George Tobin

No. 62
- Position: Guard

Personal information
- Born: July 9, 1921 Arlington, Massachusetts, U.S.
- Died: January 2, 1999 (aged 77) Farmington Hills, Michigan, U.S.
- Listed height: 5 ft 10 in (1.78 m)
- Listed weight: 205 lb (93 kg)

Career information
- High school: Thompson (CT) Marianapolis
- College: Notre Dame
- NFL draft: 1947: undrafted

Career history
- New York Giants (1947);

Awards and highlights
- National champion (1946);
- Stats at Pro Football Reference

= George Tobin (American football) =

American football player (1921–1999)

George Edward Tobin (July 9, 1921 – January 2, 1999) was an American football guard who played one season with the New York Giants of the National Football League (NFL).

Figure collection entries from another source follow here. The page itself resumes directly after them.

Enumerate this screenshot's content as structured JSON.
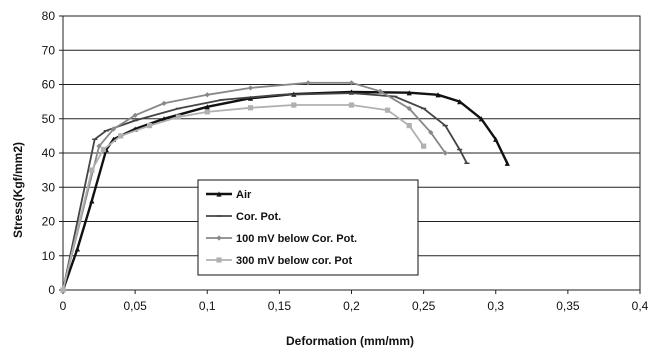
{
  "chart_data": {
    "type": "line",
    "xlabel": "Deformation (mm/mm)",
    "ylabel": "Stress(Kgf/mm2)",
    "xlim": [
      0,
      0.4
    ],
    "ylim": [
      0,
      80
    ],
    "x_ticks": [
      0,
      0.05,
      0.1,
      0.15,
      0.2,
      0.25,
      0.3,
      0.35,
      0.4
    ],
    "x_tick_labels": [
      "0",
      "0,05",
      "0,1",
      "0,15",
      "0,2",
      "0,25",
      "0,3",
      "0,35",
      "0,4"
    ],
    "y_ticks": [
      0,
      10,
      20,
      30,
      40,
      50,
      60,
      70,
      80
    ],
    "y_tick_labels": [
      "0",
      "10",
      "20",
      "30",
      "40",
      "50",
      "60",
      "70",
      "80"
    ],
    "grid": "horizontal",
    "legend_position": "center-left",
    "series": [
      {
        "name": "Air",
        "color": "#111111",
        "marker": "triangle",
        "points": [
          [
            0,
            0
          ],
          [
            0.01,
            12
          ],
          [
            0.02,
            26
          ],
          [
            0.03,
            41
          ],
          [
            0.035,
            44
          ],
          [
            0.05,
            47
          ],
          [
            0.07,
            50
          ],
          [
            0.1,
            53.5
          ],
          [
            0.13,
            56
          ],
          [
            0.16,
            57.2
          ],
          [
            0.2,
            57.8
          ],
          [
            0.24,
            57.6
          ],
          [
            0.26,
            57
          ],
          [
            0.275,
            55
          ],
          [
            0.29,
            50
          ],
          [
            0.3,
            44
          ],
          [
            0.308,
            37
          ]
        ]
      },
      {
        "name": "Cor. Pot.",
        "color": "#444444",
        "marker": "dash",
        "points": [
          [
            0,
            0
          ],
          [
            0.022,
            44
          ],
          [
            0.03,
            46.5
          ],
          [
            0.05,
            49.5
          ],
          [
            0.08,
            53
          ],
          [
            0.11,
            55.5
          ],
          [
            0.15,
            57
          ],
          [
            0.2,
            57.5
          ],
          [
            0.23,
            56.5
          ],
          [
            0.25,
            53
          ],
          [
            0.265,
            48
          ],
          [
            0.275,
            41
          ],
          [
            0.28,
            37
          ]
        ]
      },
      {
        "name": "100 mV below Cor. Pot.",
        "color": "#888888",
        "marker": "diamond",
        "points": [
          [
            0,
            0
          ],
          [
            0.025,
            42
          ],
          [
            0.035,
            47
          ],
          [
            0.05,
            51
          ],
          [
            0.07,
            54.5
          ],
          [
            0.1,
            57
          ],
          [
            0.13,
            59
          ],
          [
            0.17,
            60.5
          ],
          [
            0.2,
            60.5
          ],
          [
            0.22,
            58
          ],
          [
            0.24,
            53
          ],
          [
            0.255,
            46
          ],
          [
            0.265,
            40
          ]
        ]
      },
      {
        "name": "300 mV below cor. Pot",
        "color": "#b0b0b0",
        "marker": "square",
        "points": [
          [
            0,
            0
          ],
          [
            0.02,
            35
          ],
          [
            0.028,
            41
          ],
          [
            0.04,
            45
          ],
          [
            0.06,
            48
          ],
          [
            0.08,
            50.5
          ],
          [
            0.1,
            52
          ],
          [
            0.13,
            53.2
          ],
          [
            0.16,
            54
          ],
          [
            0.2,
            54
          ],
          [
            0.225,
            52.5
          ],
          [
            0.24,
            48
          ],
          [
            0.25,
            42
          ]
        ]
      }
    ]
  }
}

He played college football at the University of Notre Dame and attended Marianapolis Preparatory School in Thompson, Connecticut.

==College career==
Tobin played for the Notre Dame Fighting Irish, lettering for the team in 1942 and 1946. He served in the United States military during World War II from 1943 to 1945.

==Professional career==
In 1947, Tobin's head coach at Notre Dame Frank Leahy advised him to leave the school and accept a $5,000 offer to play for the NFL's New York Giants. Leahy thought that Tobin would be a starter with the Giants but would not see as much playing time on the talented Fighting Irish. Tobin played in eleven games for the Giants during the 1947 season.